Hundreds of Ahmadi refugees in western Sri Lanka have taken refuge in mosques and a police station after facing intimidation following the bombings. Scores of Ahmadis who settled in Negombo after fleeing persecution in their home countries have been thrown out of their accommodation by landlords.

Sri Lanka’s Defense Secretary Hemasiri Fernando resigned on Thursday over security failures. He submitted a letter of resignation to President Maithripala Sirisena.

Britain’s Foreign Office advised against all but essential travel to Sri Lanka.

“The horrific attack is a demonstration of how tactics, techniques and procedures (TTPs) that originated in this island nation several decades ago returned to haunt a shocked and broken government thanks to a complete collapse of counterterrorism capability or capacity,” Dr. Theodore Karasik, a security expert, writes in an opinion piece.

Hate preacher Zahran Hashim, head of the National Thowheeth Jama’ath group that is being blamed for the attacks, developed a reputation as a preacher who “copied” Daesh propaganda videos to enhance his posts via the pro-Daesh Al-Ghuraba media channel, which used Facebook and YouTube as its primary platforms, Karasik says. 

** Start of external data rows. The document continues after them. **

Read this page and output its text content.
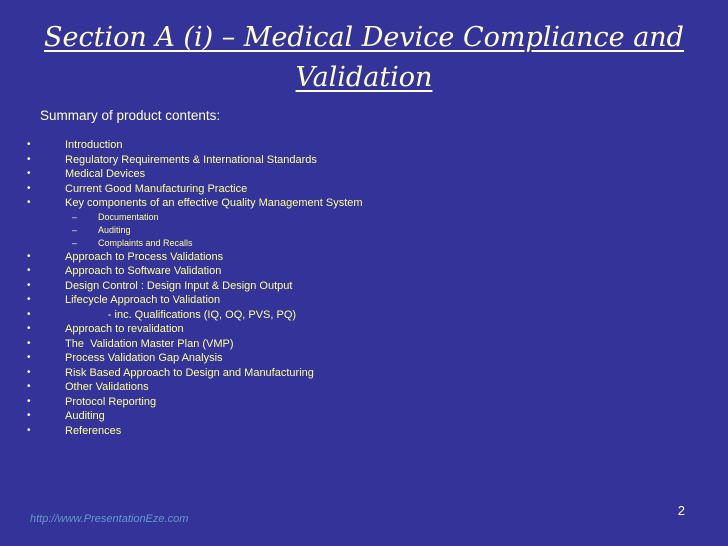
Section A (i) – Medical Device Compliance and
Validation
Summary of product contents:

•

	Introduction

•

	Regulatory Requirements & International Standards

•

	Medical Devices

•

	Current Good Manufacturing Practice

•

	Key components of an effective Quality Management System

–

Documentation

–

Auditing

–

Complaints and Recalls

•

	Approach to Process Validations

•

	Approach to Software Validation

•

	Design Control : Design Input & Design Output

•

	Lifecycle Approach to Validation

•

	- inc. Qualifications (IQ, OQ, PVS, PQ)

•

	Approach to revalidation

•

	The  Validation Master Plan (VMP)

•

	Process Validation Gap Analysis

•

	Risk Based Approach to Design and Manufacturing

•

	Other Validations

•

	Protocol Reporting

•

	Auditing

•

	References

http://www.PresentationEze.com
2
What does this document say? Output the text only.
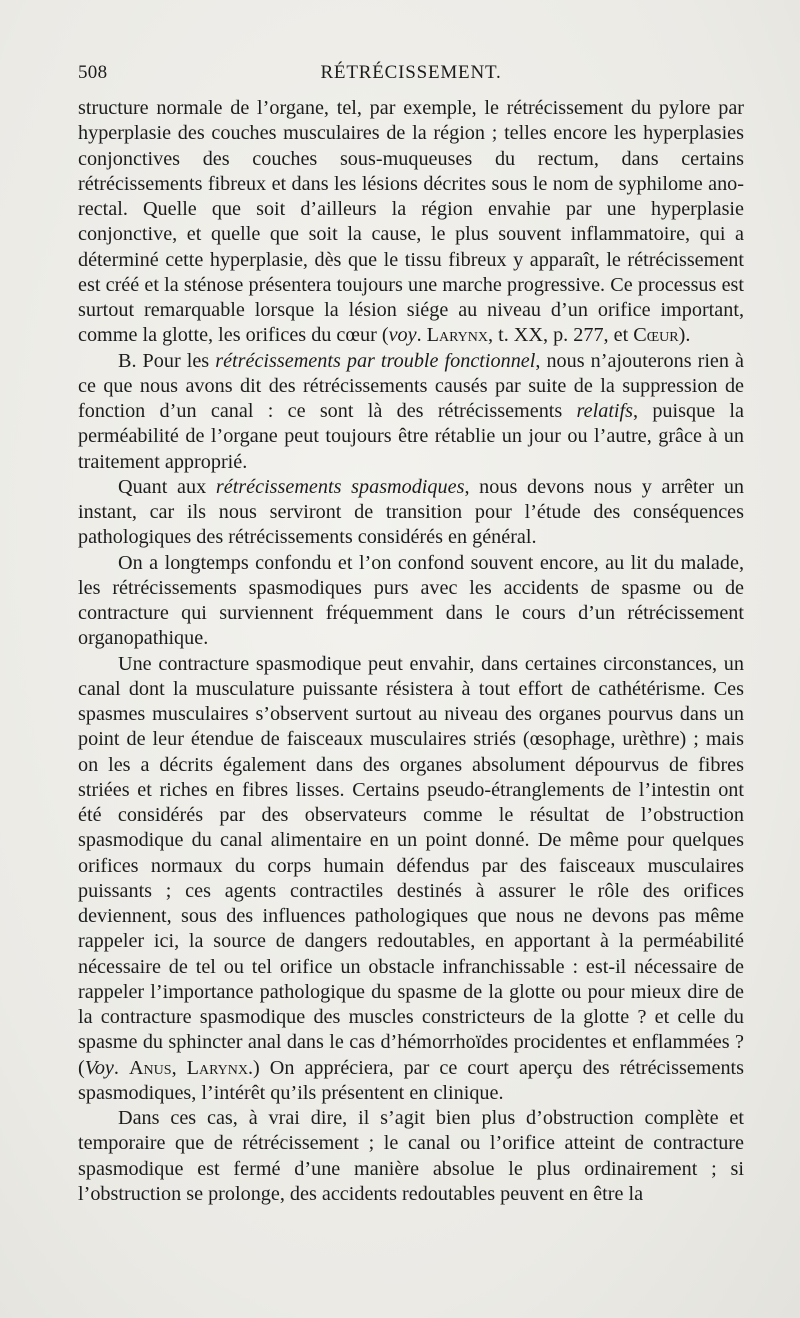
508	RÉTRÉCISSEMENT.

structure normale de l’organe, tel, par exemple, le rétrécissement du pylore par hyperplasie des couches musculaires de la région ; telles encore les hyperplasies conjonctives des couches sous-muqueuses du rectum, dans certains rétrécissements fibreux et dans les lésions décrites sous le nom de syphilome ano-rectal. Quelle que soit d’ailleurs la région envahie par une hyperplasie conjonctive, et quelle que soit la cause, le plus souvent inflammatoire, qui a déterminé cette hyperplasie, dès que le tissu fibreux y apparaît, le rétrécissement est créé et la sténose présentera toujours une marche progressive. Ce processus est surtout remarquable lorsque la lésion siége au niveau d’un orifice important, comme la glotte, les orifices du cœur (voy. Larynx, t. XX, p. 277, et Cœur).

B. Pour les rétrécissements par trouble fonctionnel, nous n’ajouterons rien à ce que nous avons dit des rétrécissements causés par suite de la suppression de fonction d’un canal : ce sont là des rétrécissements relatifs, puisque la perméabilité de l’organe peut toujours être rétablie un jour ou l’autre, grâce à un traitement approprié.

Quant aux rétrécissements spasmodiques, nous devons nous y arrêter un instant, car ils nous serviront de transition pour l’étude des conséquences pathologiques des rétrécissements considérés en général.

On a longtemps confondu et l’on confond souvent encore, au lit du malade, les rétrécissements spasmodiques purs avec les accidents de spasme ou de contracture qui surviennent fréquemment dans le cours d’un rétrécissement organopathique.

Une contracture spasmodique peut envahir, dans certaines circonstances, un canal dont la musculature puissante résistera à tout effort de cathétérisme. Ces spasmes musculaires s’observent surtout au niveau des organes pourvus dans un point de leur étendue de faisceaux musculaires striés (œsophage, urèthre) ; mais on les a décrits également dans des organes absolument dépourvus de fibres striées et riches en fibres lisses. Certains pseudo-étranglements de l’intestin ont été considérés par des observateurs comme le résultat de l’obstruction spasmodique du canal alimentaire en un point donné. De même pour quelques orifices normaux du corps humain défendus par des faisceaux musculaires puissants ; ces agents contractiles destinés à assurer le rôle des orifices deviennent, sous des influences pathologiques que nous ne devons pas même rappeler ici, la source de dangers redoutables, en apportant à la perméabilité nécessaire de tel ou tel orifice un obstacle infranchissable : est-il nécessaire de rappeler l’importance pathologique du spasme de la glotte ou pour mieux dire de la contracture spasmodique des muscles constricteurs de la glotte ? et celle du spasme du sphincter anal dans le cas d’hémorrhoïdes procidentes et enflammées ? (Voy. Anus, Larynx.) On appréciera, par ce court aperçu des rétrécissements spasmodiques, l’intérêt qu’ils présentent en clinique.

Dans ces cas, à vrai dire, il s’agit bien plus d’obstruction complète et temporaire que de rétrécissement ; le canal ou l’orifice atteint de contracture spasmodique est fermé d’une manière absolue le plus ordinairement ; si l’obstruction se prolonge, des accidents redoutables peuvent en être la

Sri Lanka’s Islamic affairs minister, M. H. M. Haleem, asked all Muslims to avoid prayers on Friday for security reasons. He also said it would be a mark of respect for those who perished in the nation’s worst violence in years.

Politician and Western Province Gov. Azath Salley told Arab News that the blasts were orchestrated by a handful of extremists and that the island’s Muslim population could not be held responsible for their “deviant” actions.